Over the next decade and a half, the ranks of the elderly in America are expected to swell by more than 20 million. And as the latest survey shows, a horrendous number of us are going to end up old and poor.
Ignore, please, the eye-catching headline number that the “average” balance in a 401(k) retirement plan handled by Vanguard is $129,157. This “average” is merely the one known as the “mean,” found by adding up the totals and dividing by the number of participants. It is nearly useless as an indicator, because it is skewed by a small number of plans with large balances — the way Jeff Bezos, Elon Musk and a guy sleeping on a park bench in Oakland, Calif., have an “average” net worth of $120 billion.
A far more useful “average” in the Vanguard data is the one known as the “median,” which means the account balance of the person who’d end up slap bang in the middle if you lined everyone up from the richest to the poorest. Vanguard points out that the “median” retirement account balance, among the 4.7 million for which it handles the paperwork, is just $33,472. Half of plan participants had a balance below $40,000 and three in 10 had a balance below $10,000.
Good luck with that.
A couple who retires at age 65 with $34,000 in assets and looked to convert that into a pension for the rest of their lives through an annuity would be looking at the princely income of $1,600…a year.
OK, so the median age of the Vanguard plan participant is 44, so many should have another two decades to build up their balances.

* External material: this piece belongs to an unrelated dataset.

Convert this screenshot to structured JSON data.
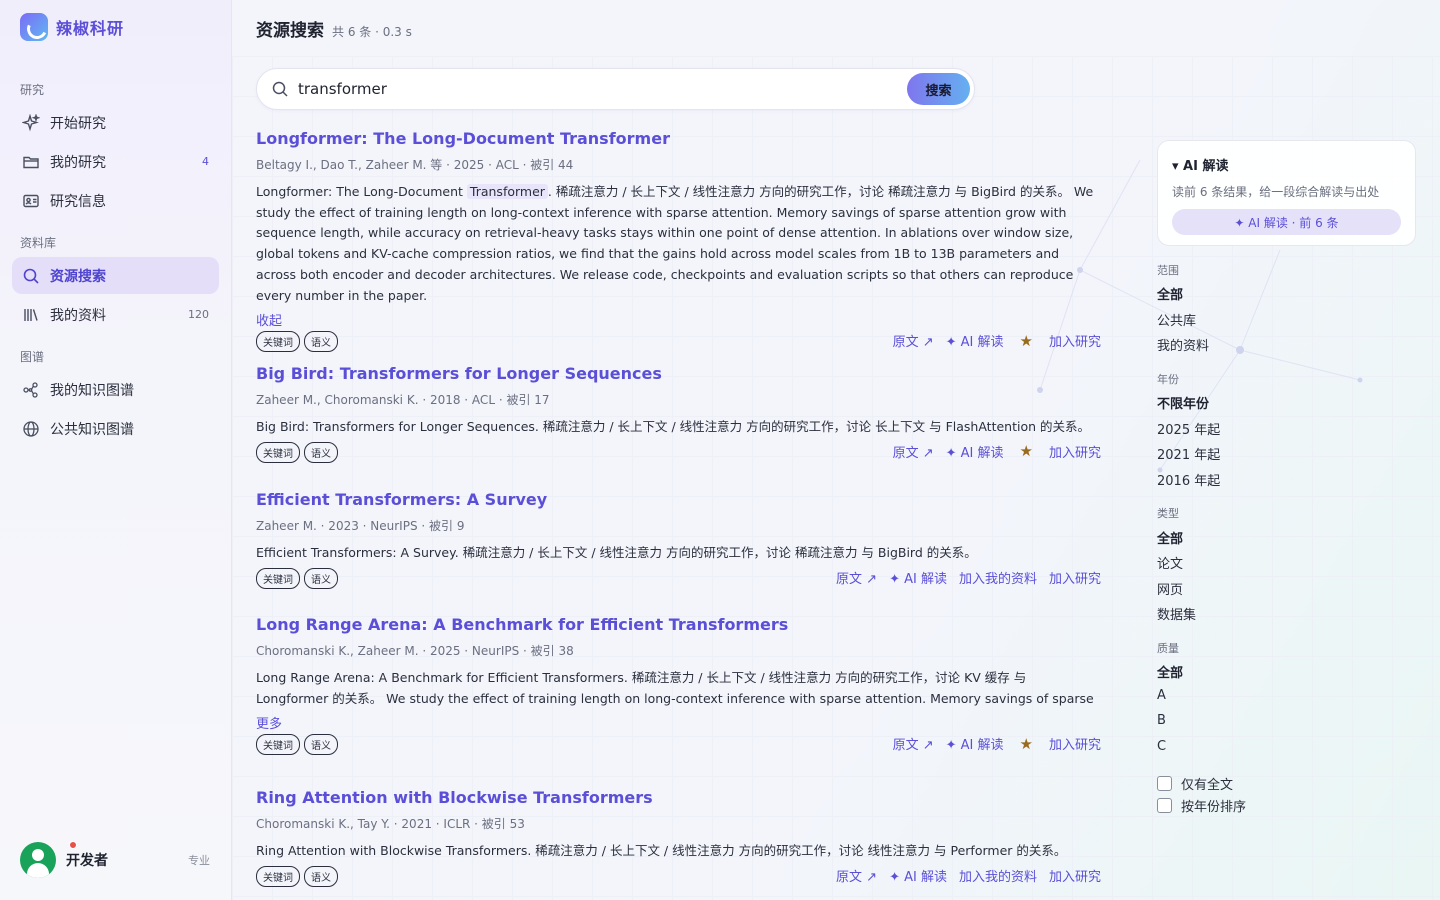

And let’s agree that there is also plenty of good news in the Vanguard study. Some 78% of those eligible now participate in their employer’s retirement savings plan, up from 71% just five years ago. More than half of all plans now have automatic enrollment—in other words, you have to choose to “opt out” of saving instead of “opting in.” That one change is helping the American retirement crisis enormously: Some 92% of those with automatic enrollment are participating, compared with just 62% for those who have to opt in.
Three quarters of those participating in a 401(k) have some kind of balanced portfolio of stocks and bonds, and the numbers doing something goofy—like putting too much money into their own employer’s stock, or all their money in bonds, and so on—has collapsed to very small levels. So-called “target date” or one-decision funds have been a popular innovation. About 80% of plan participants who have access to a target-date fund invest in them.

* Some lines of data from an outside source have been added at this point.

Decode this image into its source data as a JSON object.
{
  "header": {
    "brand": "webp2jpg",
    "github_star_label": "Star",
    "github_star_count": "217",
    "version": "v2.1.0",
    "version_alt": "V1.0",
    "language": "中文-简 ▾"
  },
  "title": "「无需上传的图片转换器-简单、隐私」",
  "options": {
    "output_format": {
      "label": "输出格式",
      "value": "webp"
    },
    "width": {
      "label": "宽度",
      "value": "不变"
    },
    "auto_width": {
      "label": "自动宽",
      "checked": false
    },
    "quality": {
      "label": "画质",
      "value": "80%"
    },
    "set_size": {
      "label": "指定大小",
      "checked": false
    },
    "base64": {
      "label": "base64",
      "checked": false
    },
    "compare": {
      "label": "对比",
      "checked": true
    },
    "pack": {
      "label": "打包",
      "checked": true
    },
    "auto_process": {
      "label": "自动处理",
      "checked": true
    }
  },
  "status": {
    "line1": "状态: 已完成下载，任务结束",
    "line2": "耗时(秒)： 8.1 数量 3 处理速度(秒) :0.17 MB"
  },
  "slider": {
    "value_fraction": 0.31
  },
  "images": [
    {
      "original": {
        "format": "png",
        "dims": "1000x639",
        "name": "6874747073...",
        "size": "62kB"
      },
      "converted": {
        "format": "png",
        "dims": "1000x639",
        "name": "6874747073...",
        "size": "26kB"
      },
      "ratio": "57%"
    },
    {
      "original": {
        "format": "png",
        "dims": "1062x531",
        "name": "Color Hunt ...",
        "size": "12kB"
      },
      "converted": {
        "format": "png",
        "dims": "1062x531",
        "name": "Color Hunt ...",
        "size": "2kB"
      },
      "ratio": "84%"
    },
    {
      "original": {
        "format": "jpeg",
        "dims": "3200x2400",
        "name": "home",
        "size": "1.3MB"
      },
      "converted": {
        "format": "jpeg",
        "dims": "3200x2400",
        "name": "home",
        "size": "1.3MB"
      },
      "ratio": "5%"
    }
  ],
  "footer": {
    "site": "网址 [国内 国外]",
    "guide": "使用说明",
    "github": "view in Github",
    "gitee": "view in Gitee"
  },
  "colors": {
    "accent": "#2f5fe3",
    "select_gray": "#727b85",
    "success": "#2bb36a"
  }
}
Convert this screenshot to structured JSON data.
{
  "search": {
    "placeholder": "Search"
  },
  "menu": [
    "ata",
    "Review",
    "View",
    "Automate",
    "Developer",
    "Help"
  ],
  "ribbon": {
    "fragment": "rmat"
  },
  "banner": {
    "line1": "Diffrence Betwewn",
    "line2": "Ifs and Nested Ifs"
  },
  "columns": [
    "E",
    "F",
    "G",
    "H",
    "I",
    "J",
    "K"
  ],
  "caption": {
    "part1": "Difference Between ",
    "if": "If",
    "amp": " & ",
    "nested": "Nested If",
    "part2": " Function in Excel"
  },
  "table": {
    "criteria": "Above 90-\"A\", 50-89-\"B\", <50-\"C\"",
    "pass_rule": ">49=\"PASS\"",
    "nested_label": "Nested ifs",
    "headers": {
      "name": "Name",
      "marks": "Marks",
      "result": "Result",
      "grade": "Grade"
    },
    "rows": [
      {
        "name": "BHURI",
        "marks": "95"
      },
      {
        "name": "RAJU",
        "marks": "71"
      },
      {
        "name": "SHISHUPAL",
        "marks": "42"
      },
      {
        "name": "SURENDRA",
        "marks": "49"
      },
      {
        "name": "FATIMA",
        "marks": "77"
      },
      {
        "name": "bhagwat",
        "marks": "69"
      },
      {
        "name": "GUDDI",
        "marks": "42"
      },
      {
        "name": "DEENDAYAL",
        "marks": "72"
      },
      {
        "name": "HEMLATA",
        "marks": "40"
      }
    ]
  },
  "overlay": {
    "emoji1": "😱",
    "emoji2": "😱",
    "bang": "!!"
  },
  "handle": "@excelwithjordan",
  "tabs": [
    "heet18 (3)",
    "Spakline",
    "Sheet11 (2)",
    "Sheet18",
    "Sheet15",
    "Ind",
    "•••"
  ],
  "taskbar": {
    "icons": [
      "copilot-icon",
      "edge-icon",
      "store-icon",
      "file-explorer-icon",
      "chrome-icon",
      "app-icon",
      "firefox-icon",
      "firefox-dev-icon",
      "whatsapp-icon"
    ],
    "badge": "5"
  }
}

The average participant’s return last year was a terrific 16.5%, following on from 21% in 2019.
But the averages mask wide variations in America’s retirement preparedness. Vanguard’s numbers really show that many middle-class and upper middle-class workers are doing OK on the retirement front. But when incomes drop below $50,000 a year, the numbers change. As you’d expect, fewer contribute to a 401(k) at all — especially if it’s still an “opt-in” plan. And those who participate, on average, contribute a much smaller percentage of their (much smaller) incomes.

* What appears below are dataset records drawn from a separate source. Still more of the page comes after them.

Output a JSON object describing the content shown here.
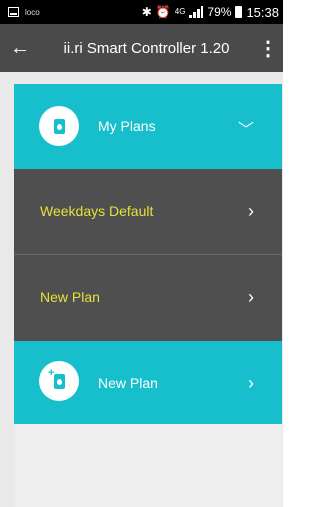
{
  "status_bar": {
    "app_name": "loco",
    "network": "4G",
    "battery": "79%",
    "time": "15:38"
  },
  "app_bar": {
    "title": "ii.ri Smart Controller 1.20"
  },
  "plans": {
    "header_label": "My Plans",
    "items": [
      {
        "label": "Weekdays Default"
      },
      {
        "label": "New Plan"
      }
    ],
    "add_label": "New Plan"
  },
  "colors": {
    "accent": "#17bfcc",
    "row_bg": "#4f4f4f",
    "row_text": "#e6e23a",
    "app_bar": "#4a4a4a"
  }
}
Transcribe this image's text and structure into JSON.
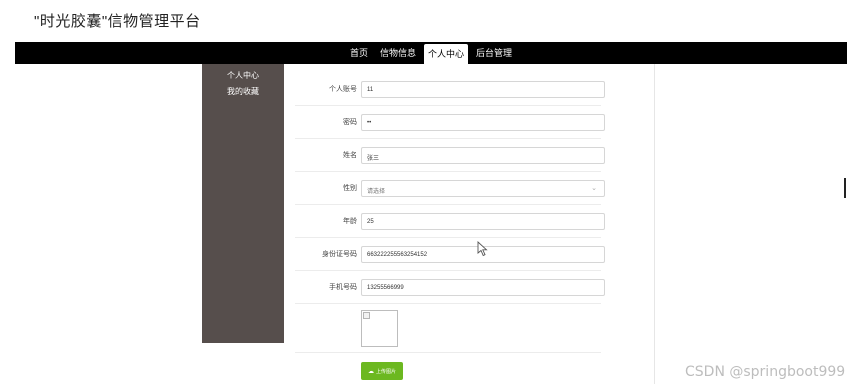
{
  "site": {
    "title": "\"时光胶囊\"信物管理平台"
  },
  "nav": {
    "items": [
      {
        "label": "首页",
        "active": false
      },
      {
        "label": "信物信息",
        "active": false
      },
      {
        "label": "个人中心",
        "active": true
      },
      {
        "label": "后台管理",
        "active": false
      }
    ]
  },
  "sidebar": {
    "items": [
      {
        "label": "个人中心"
      },
      {
        "label": "我的收藏"
      }
    ]
  },
  "form": {
    "fields": [
      {
        "label": "个人账号",
        "value": "11"
      },
      {
        "label": "密码",
        "value": "••"
      },
      {
        "label": "姓名",
        "value": "张三"
      },
      {
        "label": "性别",
        "value": "请选择",
        "type": "select"
      },
      {
        "label": "年龄",
        "value": "25"
      },
      {
        "label": "身份证号码",
        "value": "663222255563254152"
      },
      {
        "label": "手机号码",
        "value": "13255566999"
      }
    ],
    "upload_label": "上传图片",
    "upload_icon": "upload-icon"
  },
  "watermark": "CSDN @springboot999",
  "colors": {
    "nav_bg": "#000000",
    "sidebar_bg": "#564e4c",
    "upload_btn": "#6cb820"
  }
}
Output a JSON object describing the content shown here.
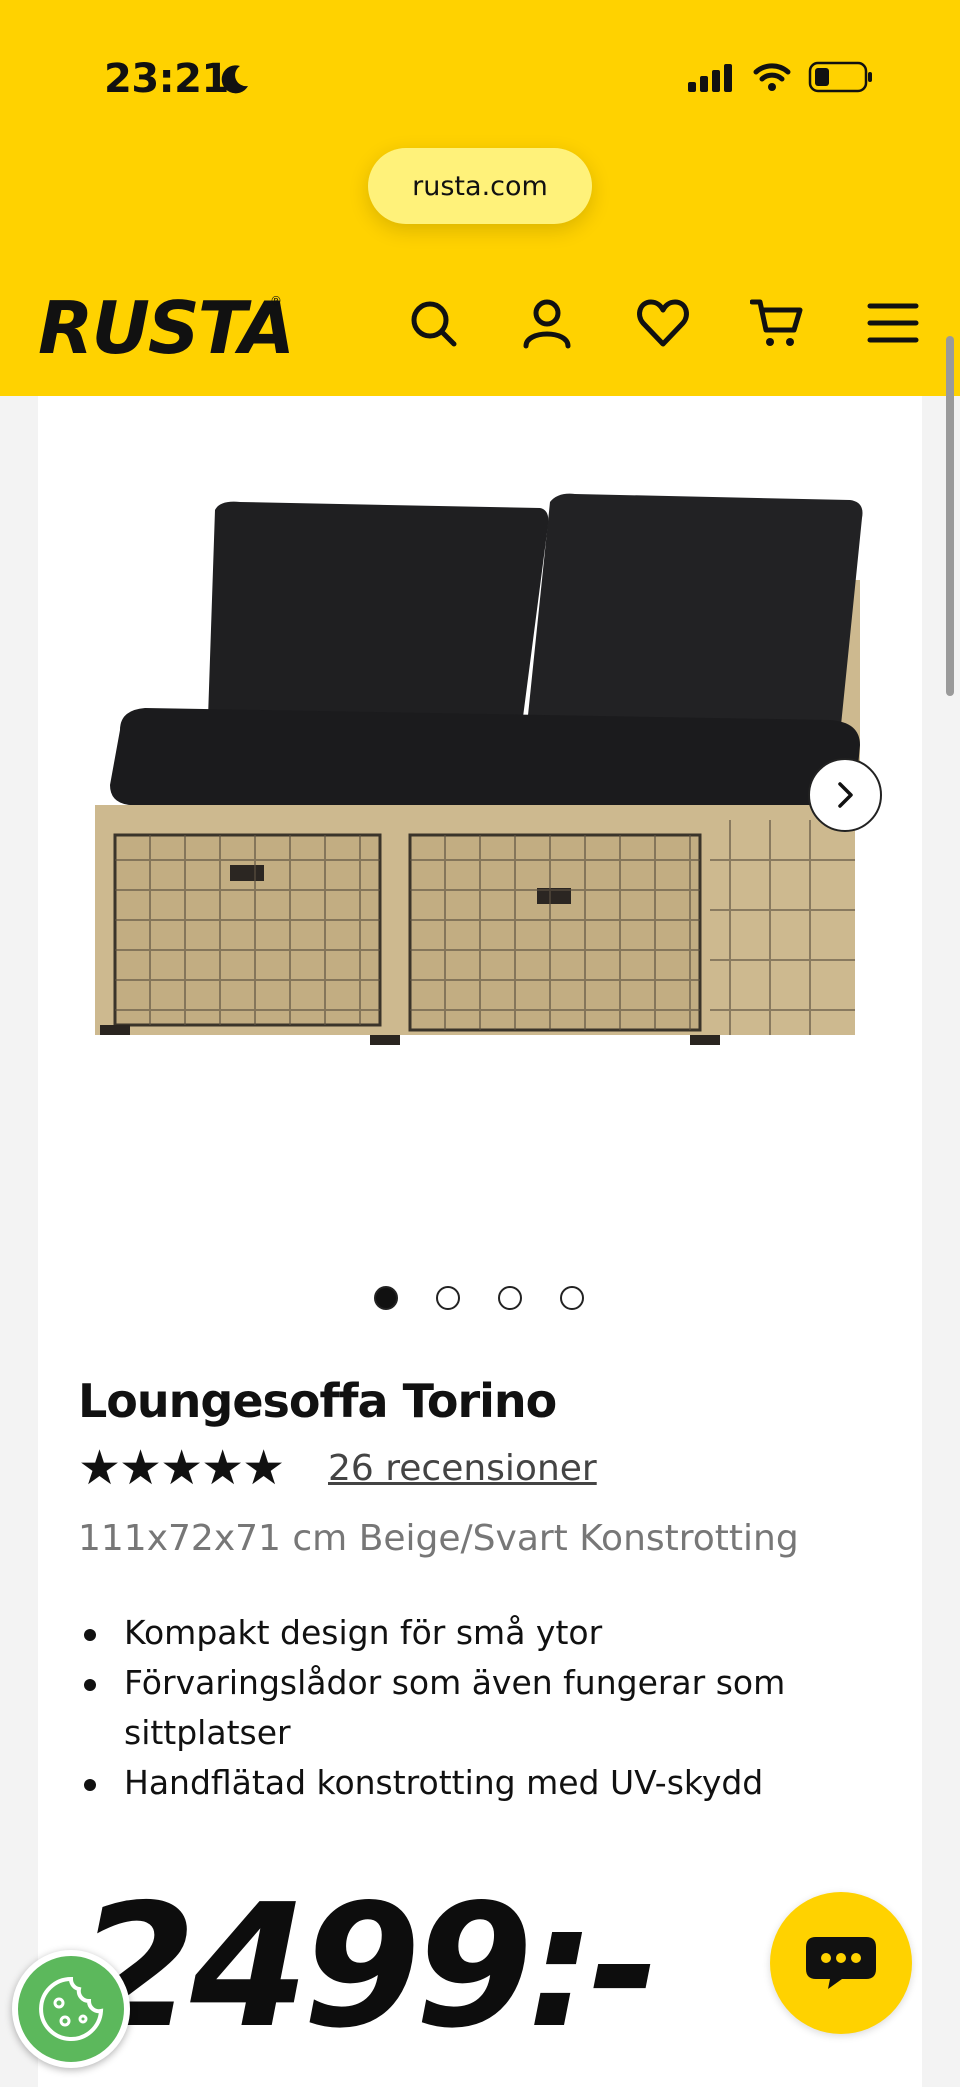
{
  "status_bar": {
    "time": "23:21"
  },
  "browser": {
    "url": "rusta.com"
  },
  "header": {
    "logo": "RUSTA",
    "logo_mark": "®",
    "icons": [
      "search-icon",
      "account-icon",
      "heart-icon",
      "cart-icon",
      "menu-icon"
    ]
  },
  "gallery": {
    "image_count": 4,
    "active_index": 0
  },
  "product": {
    "title": "Loungesoffa Torino",
    "rating": 5,
    "rating_stars": "★★★★★",
    "reviews_label": "26 recensioner",
    "subtitle": "111x72x71 cm Beige/Svart Konstrotting",
    "features": [
      "Kompakt design för små ytor",
      "Förvaringslådor som även fungerar som sittplatser",
      "Handflätad konstrotting med UV-skydd"
    ],
    "price": "2499:-"
  },
  "colors": {
    "brand_yellow": "#ffd200",
    "cookie_green": "#5cb85c"
  }
}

And we’re not even counting all those millions who aren’t part of a plan—including those who lost their jobs last year.
So we are moving toward a society where there are around 80 million senior citizens, and large numbers have very little put aside. Which is one argument for costly plans to increase Social Security at the bottom of the scale, even though current payroll taxes won’t pay for what’s already on the books.